Miller M, Bachorik P S, McCrindle B W, Kwiterovich P O
Department of Medicine, Johns Hopkins Medical Institutions, Baltimore, Maryland.
Am J Med. 1993 Jan;94(1):7-12. doi: 10.1016/0002-9343(93)90113-4.
To evaluate the efficacy of gemfibrozil in men with primary isolated low high-density lipoprotein cholesterol (HDL-C) levels.
Fourteen men with low levels of HDL-C but desirable total cholesterol levels received gemfibrozil in a randomized, double-blind, placebo-controlled, crossover trial. The men were placed on a National Cholesterol Education Program Step-Two Diet. They were randomly assigned to receive placebo and gemfibrozil each for 3 months, with a 1-month washout period between phases.

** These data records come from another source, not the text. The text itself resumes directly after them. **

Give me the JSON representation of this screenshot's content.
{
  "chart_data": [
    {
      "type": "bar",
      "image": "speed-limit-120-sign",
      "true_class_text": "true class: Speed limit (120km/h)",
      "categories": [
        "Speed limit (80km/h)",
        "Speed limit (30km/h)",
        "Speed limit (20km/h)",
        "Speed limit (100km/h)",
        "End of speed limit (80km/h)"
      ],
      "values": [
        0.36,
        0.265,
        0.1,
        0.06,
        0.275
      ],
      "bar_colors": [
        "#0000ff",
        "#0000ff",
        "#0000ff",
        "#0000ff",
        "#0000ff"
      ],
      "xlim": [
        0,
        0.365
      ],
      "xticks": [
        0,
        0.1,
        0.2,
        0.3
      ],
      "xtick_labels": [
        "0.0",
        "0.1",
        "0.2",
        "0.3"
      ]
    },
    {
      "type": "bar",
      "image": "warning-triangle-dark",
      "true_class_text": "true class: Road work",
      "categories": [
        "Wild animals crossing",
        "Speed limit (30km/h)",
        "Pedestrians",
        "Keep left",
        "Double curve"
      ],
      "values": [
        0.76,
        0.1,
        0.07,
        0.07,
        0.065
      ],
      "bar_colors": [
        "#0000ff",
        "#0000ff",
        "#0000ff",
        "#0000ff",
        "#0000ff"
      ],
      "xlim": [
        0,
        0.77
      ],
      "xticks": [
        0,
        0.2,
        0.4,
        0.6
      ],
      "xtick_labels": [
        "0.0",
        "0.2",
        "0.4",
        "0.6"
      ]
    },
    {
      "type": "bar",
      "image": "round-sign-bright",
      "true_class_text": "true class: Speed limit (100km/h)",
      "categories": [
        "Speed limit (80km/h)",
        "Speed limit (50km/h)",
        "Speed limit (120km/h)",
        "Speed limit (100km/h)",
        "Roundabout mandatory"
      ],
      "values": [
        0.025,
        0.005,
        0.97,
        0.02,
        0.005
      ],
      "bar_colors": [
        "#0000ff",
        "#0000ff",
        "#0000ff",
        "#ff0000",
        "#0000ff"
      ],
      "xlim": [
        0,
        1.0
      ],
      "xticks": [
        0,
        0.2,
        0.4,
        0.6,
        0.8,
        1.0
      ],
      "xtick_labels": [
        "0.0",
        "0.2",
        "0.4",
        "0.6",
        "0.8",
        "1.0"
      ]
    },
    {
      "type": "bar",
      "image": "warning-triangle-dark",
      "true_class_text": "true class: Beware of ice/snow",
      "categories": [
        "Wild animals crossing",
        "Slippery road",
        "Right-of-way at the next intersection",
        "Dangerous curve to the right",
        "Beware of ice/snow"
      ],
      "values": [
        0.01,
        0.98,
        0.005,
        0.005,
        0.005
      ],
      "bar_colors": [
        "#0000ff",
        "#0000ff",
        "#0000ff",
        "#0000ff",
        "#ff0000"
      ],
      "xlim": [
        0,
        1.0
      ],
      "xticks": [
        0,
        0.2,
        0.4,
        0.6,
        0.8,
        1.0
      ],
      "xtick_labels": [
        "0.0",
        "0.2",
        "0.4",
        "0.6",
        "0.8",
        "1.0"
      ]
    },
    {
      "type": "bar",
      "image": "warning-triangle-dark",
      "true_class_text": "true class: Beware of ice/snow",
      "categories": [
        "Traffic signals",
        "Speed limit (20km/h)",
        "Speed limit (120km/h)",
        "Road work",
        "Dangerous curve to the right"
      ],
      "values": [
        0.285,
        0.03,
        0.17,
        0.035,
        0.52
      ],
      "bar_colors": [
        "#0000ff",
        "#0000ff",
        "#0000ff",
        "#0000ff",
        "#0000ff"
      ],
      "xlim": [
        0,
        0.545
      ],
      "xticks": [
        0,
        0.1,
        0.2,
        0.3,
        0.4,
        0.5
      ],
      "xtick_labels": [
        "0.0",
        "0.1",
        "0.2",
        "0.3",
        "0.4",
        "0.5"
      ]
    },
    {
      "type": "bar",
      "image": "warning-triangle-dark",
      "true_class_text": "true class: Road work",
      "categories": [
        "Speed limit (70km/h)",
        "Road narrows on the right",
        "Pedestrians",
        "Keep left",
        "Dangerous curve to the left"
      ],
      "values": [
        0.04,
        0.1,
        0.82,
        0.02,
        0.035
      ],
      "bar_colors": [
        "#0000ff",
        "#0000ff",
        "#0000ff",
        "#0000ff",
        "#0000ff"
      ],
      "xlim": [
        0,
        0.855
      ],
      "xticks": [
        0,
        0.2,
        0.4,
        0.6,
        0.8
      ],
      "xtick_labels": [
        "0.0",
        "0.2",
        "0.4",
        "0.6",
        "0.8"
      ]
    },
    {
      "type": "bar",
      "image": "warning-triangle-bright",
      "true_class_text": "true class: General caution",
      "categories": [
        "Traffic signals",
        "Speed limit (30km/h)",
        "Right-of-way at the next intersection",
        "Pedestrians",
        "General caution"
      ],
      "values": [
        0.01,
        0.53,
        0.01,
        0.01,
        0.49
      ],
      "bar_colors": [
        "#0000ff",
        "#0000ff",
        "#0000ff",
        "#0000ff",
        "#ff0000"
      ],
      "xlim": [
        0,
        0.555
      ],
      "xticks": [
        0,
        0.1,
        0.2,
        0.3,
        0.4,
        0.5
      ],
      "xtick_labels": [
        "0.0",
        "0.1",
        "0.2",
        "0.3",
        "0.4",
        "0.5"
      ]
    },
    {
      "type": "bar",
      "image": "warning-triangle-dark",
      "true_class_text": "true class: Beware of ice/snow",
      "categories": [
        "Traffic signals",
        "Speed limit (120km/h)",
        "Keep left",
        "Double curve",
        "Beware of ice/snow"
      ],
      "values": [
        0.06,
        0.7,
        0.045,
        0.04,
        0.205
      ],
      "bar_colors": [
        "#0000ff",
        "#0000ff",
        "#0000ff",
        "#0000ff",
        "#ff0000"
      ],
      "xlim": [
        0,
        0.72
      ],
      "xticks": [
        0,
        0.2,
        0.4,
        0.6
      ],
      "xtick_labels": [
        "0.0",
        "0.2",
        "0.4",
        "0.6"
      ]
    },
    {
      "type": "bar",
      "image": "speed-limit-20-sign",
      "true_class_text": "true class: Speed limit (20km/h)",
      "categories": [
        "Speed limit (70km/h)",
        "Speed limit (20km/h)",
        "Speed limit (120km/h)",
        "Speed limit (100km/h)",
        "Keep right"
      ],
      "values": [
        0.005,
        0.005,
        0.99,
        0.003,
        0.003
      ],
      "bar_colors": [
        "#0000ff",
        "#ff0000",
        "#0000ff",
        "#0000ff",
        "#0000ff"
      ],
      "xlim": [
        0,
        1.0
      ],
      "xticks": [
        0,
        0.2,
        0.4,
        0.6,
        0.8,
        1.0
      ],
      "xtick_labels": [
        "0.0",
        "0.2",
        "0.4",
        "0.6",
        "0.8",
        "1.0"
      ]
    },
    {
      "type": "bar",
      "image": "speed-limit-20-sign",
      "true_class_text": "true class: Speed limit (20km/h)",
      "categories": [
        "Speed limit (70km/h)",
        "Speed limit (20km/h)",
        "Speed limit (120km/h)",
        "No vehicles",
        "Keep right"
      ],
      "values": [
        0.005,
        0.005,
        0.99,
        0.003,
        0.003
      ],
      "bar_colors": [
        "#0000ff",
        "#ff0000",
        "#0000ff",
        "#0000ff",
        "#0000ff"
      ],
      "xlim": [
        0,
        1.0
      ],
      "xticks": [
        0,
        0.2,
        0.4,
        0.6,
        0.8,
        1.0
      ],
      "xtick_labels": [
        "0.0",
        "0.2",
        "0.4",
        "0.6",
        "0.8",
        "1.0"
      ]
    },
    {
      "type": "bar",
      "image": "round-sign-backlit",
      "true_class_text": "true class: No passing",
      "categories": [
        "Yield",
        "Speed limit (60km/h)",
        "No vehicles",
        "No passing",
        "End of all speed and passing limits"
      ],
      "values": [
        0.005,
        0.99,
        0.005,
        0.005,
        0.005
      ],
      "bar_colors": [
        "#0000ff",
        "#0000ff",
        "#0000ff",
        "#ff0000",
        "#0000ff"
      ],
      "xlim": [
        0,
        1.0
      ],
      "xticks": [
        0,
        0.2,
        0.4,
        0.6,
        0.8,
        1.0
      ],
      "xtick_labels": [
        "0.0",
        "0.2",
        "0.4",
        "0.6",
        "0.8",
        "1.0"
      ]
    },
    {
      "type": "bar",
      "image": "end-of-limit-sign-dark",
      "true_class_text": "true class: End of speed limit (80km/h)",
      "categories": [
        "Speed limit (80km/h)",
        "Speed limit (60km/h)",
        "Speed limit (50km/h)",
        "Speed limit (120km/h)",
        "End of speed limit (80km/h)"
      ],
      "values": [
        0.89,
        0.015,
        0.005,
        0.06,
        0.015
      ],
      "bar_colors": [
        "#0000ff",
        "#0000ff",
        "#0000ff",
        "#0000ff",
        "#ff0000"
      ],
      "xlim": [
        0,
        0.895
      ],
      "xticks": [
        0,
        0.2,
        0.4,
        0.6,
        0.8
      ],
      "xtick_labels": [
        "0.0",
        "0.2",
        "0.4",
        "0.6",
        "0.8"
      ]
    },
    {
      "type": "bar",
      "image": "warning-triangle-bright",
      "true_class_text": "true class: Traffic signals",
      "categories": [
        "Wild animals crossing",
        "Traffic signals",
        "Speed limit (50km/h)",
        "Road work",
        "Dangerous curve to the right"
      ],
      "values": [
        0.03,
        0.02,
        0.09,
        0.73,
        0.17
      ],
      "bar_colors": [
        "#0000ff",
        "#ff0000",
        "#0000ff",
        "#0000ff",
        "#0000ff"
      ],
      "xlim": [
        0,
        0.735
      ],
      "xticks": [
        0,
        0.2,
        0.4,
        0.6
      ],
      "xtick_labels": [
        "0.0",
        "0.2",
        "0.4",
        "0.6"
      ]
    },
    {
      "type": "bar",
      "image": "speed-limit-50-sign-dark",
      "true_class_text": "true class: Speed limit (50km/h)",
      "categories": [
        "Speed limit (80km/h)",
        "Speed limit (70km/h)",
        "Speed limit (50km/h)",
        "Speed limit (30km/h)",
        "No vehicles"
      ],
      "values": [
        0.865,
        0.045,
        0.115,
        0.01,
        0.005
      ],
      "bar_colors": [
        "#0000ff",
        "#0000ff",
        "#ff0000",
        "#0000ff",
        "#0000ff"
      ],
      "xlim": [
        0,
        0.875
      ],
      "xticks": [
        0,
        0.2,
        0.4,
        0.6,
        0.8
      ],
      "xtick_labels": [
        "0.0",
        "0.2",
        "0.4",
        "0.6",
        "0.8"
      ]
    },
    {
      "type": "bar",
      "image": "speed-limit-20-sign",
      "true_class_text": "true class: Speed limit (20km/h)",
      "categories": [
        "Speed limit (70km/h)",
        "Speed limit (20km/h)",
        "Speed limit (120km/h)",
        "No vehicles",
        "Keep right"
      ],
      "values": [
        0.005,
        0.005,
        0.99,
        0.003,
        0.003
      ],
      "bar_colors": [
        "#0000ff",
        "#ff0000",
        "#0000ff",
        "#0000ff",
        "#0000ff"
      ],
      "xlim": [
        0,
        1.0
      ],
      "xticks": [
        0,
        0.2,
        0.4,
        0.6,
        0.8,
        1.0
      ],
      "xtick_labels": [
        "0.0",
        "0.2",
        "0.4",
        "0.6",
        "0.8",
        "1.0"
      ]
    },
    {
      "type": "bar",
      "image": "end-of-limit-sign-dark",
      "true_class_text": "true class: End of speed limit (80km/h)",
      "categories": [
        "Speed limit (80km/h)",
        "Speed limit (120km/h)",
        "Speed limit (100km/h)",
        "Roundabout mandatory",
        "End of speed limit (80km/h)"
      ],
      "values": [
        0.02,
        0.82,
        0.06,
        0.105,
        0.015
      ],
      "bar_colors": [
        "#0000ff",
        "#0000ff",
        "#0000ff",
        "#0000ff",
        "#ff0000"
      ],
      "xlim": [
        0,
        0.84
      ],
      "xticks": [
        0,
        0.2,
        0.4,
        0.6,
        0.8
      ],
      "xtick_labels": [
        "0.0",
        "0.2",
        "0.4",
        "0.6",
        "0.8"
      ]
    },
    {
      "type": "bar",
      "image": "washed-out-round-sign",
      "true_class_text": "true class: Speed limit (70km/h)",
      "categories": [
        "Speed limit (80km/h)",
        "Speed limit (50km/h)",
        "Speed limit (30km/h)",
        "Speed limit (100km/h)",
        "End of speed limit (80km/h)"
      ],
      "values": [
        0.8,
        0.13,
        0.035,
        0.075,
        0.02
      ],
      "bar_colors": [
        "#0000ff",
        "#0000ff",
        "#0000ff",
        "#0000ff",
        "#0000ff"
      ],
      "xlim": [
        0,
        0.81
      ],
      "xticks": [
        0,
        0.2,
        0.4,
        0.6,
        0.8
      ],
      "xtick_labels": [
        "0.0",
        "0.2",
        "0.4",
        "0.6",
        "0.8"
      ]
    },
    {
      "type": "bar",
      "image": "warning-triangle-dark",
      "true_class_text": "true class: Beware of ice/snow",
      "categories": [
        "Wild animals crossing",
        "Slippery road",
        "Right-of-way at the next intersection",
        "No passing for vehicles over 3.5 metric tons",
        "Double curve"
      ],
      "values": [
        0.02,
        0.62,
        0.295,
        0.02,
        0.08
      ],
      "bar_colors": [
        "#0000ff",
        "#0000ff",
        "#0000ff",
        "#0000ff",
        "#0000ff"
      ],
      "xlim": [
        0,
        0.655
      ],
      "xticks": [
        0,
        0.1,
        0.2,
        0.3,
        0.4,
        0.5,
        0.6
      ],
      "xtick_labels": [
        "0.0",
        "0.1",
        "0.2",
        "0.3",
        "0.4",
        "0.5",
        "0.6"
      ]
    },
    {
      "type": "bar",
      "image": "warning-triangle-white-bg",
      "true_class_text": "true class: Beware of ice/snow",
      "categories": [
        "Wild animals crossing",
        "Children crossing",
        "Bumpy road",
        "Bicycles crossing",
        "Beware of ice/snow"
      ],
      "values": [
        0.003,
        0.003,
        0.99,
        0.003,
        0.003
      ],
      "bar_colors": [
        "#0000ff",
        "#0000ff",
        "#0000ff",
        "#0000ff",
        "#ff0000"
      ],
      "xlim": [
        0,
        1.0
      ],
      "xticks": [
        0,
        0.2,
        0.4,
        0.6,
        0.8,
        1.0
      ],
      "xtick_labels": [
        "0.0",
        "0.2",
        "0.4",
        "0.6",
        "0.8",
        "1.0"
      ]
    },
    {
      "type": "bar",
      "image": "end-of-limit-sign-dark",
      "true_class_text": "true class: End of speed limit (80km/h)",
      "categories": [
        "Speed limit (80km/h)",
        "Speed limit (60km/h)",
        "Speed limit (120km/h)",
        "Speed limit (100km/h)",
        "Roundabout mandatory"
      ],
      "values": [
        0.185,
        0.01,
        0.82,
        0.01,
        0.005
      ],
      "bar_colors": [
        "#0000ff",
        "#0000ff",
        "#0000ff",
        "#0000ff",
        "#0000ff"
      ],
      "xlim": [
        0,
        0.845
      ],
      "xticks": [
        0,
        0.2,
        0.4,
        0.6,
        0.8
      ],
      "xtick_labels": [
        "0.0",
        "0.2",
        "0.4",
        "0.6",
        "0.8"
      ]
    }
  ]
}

Overall, gemfibrozil increased the total HDL-C concentration by 9.2% (p = 0.001), reduced triglyceride (TG) levels by 38% (p < 0.01), and significantly lowered the total cholesterol:HDL-C ratio (p = 0.01). Those with fasting TG levels of 1.07 mmol/L (95 mg/dL) or greater had a significant elevation in the HDL-C level (14.6%, p = 0.005) and a reduction in TG levels (50%, p = 0.002) with gemfibrozil; those with fasting TG levels less than 1.07 mmol/L had a smaller increase in the HDL-C level (4.1%, p > 0.05) and a smaller reduction in TG levels (15%, p = 0.02). There were no significant differences in the plasma levels of low density lipoprotein-cholesterol, HDL2-C, apolipoproteins (apo) A-I and B, or Lp(a). HDL3-C and apo A-II levels rose slightly. The adverse effects attributable to gemfibrozil were minimal.
In men with desirable total cholesterol levels, gemfibrozil raises HDL-C and lowers TG levels to a similar extent as reported for hyperlipidemic men in the Helsinki Heart Study. These lipid-altering effects were most pronounced in those with the highest fasting TG levels.
评估吉非贝齐对原发性单纯高密度脂蛋白胆固醇(HDL-C)水平低的男性患者的疗效。
14名HDL-C水平低但总胆固醇水平正常的男性患者参与了一项随机、双盲、安慰剂对照、交叉试验,接受吉非贝齐治疗。这些男性遵循国家胆固醇教育计划第二步饮食方案。他们被随机分配,分别接受3个月的安慰剂和吉非贝齐治疗,两阶段之间有1个月的洗脱期。
总体而言,吉非贝齐使HDL-C总浓度升高了9.2%(p = 0.001),甘油三酯(TG)水平降低了38%(p < 0.01),并显著降低了总胆固醇与HDL-C的比值(p = 0.01)。空腹TG水平为1.07 mmol/L(95 mg/dL)或更高的患者,使用吉非贝齐后HDL-C水平显著升高(14.6%,p = 0.005),TG水平降低(50%,p = 0.002);空腹TG水平低于1.07 mmol/L的患者,HDL-C水平升高幅度较小(4.1%,p > 0.05),TG水平降低幅度较小(15%,p = 0.02)。低密度脂蛋白胆固醇、HDL2-C、载脂蛋白(apo)A-I和B或脂蛋白(a)的血浆水平无显著差异。HDL3-C和apo A-II水平略有升高。吉非贝齐引起的不良反应极小。
在总胆固醇水平正常的男性中,吉非贝齐升高HDL-C和降低TG水平的程度与赫尔辛基心脏研究中高脂血症男性的报告相似。这些血脂改变作用在空腹TG水平最高的患者中最为明显。